Location: Forage and Range ResearchTitle: Backcross introgression of plastomic factors controlling chilling tolerance into elite cucumber (Cucumis sativus L.) germplasm: Early generation recovery of recurrent parent phenotytpe) Author
Submitted to: Euphytica
Publication Type: Peer reviewed journal
Publication Acceptance Date: 5/27/2013
Publication Date: 9/10/2013
Citation: Gordon, V.S., Staub, J.E. 2013. Backcross introgression of plastomic factors controlling chilling tolerance into elite cucumber (Cucumis sativus L.) germplasm: Early generation recovery of recurrent parent phenotytpe. Euphytica. 195:217-234. Interpretive Summary: Many horticultural crop species that have origins in tropical or subtropical growing regions are geing grown in temperate climates where environmental conditions (i.e., temperature, photoperiod) are at or exceed their natural limits. Frequently, when temperatures drop below a critical threshold, such plant species can be damaged. Chilling injury, for example, can critically impede plants during vegetative and reproductive growth, and, thereby, greatly reduce yield potential especially in immature plants. For instance, the U.S. cotton industry suffered a $60 million (US) loss in 1980 as early spring temperatures fell to unexpected lows, significantly damaging developing seedlings. Likewise, chilling damage can dramatically reduce yield in cucumber. Cucumber germplasm exhibits genetic variation in response to chilling temperatures, but chilling tolerance does not exist in modern U.S. processing cucumber cultivars. Therefore, a project was initiated to develop cucumber genetic stocks that can be used by commercial seed companies to introduce chilling tolerance modern cucumber. Using previously identified chilling tolerant exotic plants, chilling tolerance was introduced into commercially acceptable cucumber (by traditional cross breeding) to produce genetic stocks that can be readily used by commercial seed companies. Refined commercial chiling tolerant cultivars derived from these stocks will increase the managerial effectiveness of the growers and assist in making them more globally competitive by reducing the risk of crop failure due to chilling temperatures.

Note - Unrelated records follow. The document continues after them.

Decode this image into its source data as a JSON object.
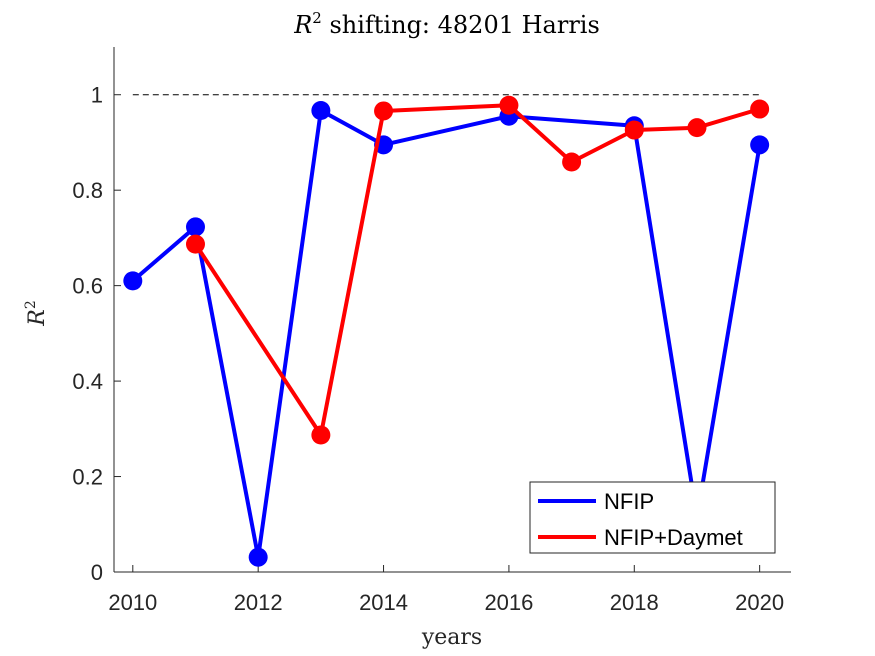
{
  "chart_data": {
    "type": "line",
    "title_prefix": "R",
    "title_sup": "2",
    "title_rest": " shifting: 48201 Harris",
    "xlabel": "years",
    "ylabel_base": "R",
    "ylabel_sup": "2",
    "xlim": [
      2009.7,
      2020.5
    ],
    "ylim": [
      0,
      1.1
    ],
    "x_ticks": [
      "2010",
      "2012",
      "2014",
      "2016",
      "2018",
      "2020"
    ],
    "y_ticks": [
      "0",
      "0.2",
      "0.4",
      "0.6",
      "0.8",
      "1"
    ],
    "reference_line": 1,
    "grid": false,
    "legend_position": "bottom-right",
    "series": [
      {
        "name": "NFIP",
        "color": "#0000ff",
        "x": [
          2010,
          2011,
          2012,
          2013,
          2014,
          2016,
          2018,
          2019,
          2020
        ],
        "y": [
          0.61,
          0.723,
          0.031,
          0.967,
          0.895,
          0.955,
          0.935,
          0.115,
          0.895
        ]
      },
      {
        "name": "NFIP+Daymet",
        "color": "#ff0000",
        "x": [
          2011,
          2013,
          2014,
          2016,
          2017,
          2018,
          2019,
          2020
        ],
        "y": [
          0.687,
          0.287,
          0.966,
          0.978,
          0.859,
          0.926,
          0.931,
          0.97
        ]
      }
    ]
  }
}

Technical Abstract: Environmental stresses such as chilling temperatures can decrease germination, emergence, flower and fruit development, marketable yield, and postharvest fruit storage longevity in cucumber (Cucumis sativus L.). While response to chilling injury in cucumber is controlled by simple plastidic (maternal) and nuclear (paternal) factors, no chilling tolerant U.S. processing varieties are commercially available. Furthermore, even though three single nucleotide polymorphic (SNP) sites have been identified as plastid components associated with chilling tolerance in cucumber, it is not known how these factors interact with nuclear factors controlling economically important traits. Therefore, an experiment was designed to evaluate the rate of recovery of the chilling susceptible (cytoplasm) genotype during introgression backcrossing (IB), where it was used as a recurrent parent after the initial mating to a line possessing chilling tolerant cytoplasm (donor parent). Phenotypic yield and quality trait data were collected on processing type backcross progeny (BC1-5 and BC2S3) derived from an initial 'Chipper' (tolerant) x line M 29 (susceptible) mating, and rate of progression to the recurrent parent was determined by simple sequence repeat (SSR) marker and morphological trait analyses. Substantial degrees of the recurrent parent phenotype and nuclear genome were recovered by the BC2 generation (P = 0.001), with nearly complete recovery of recurrent parental traits and its nuclear genome occurring by the BC3. General combining ability (GCA) of derived BC2S3 lines was significant for yield, yield/plant, length (L), diameter (D), and L:D ratios. The BC2S3 line GCA and rate of progression towards the recurrent parent for economically important traits suggests that elite chilling tolerant cucumber germplasm can be developed rapidly through IB and marker genotyping.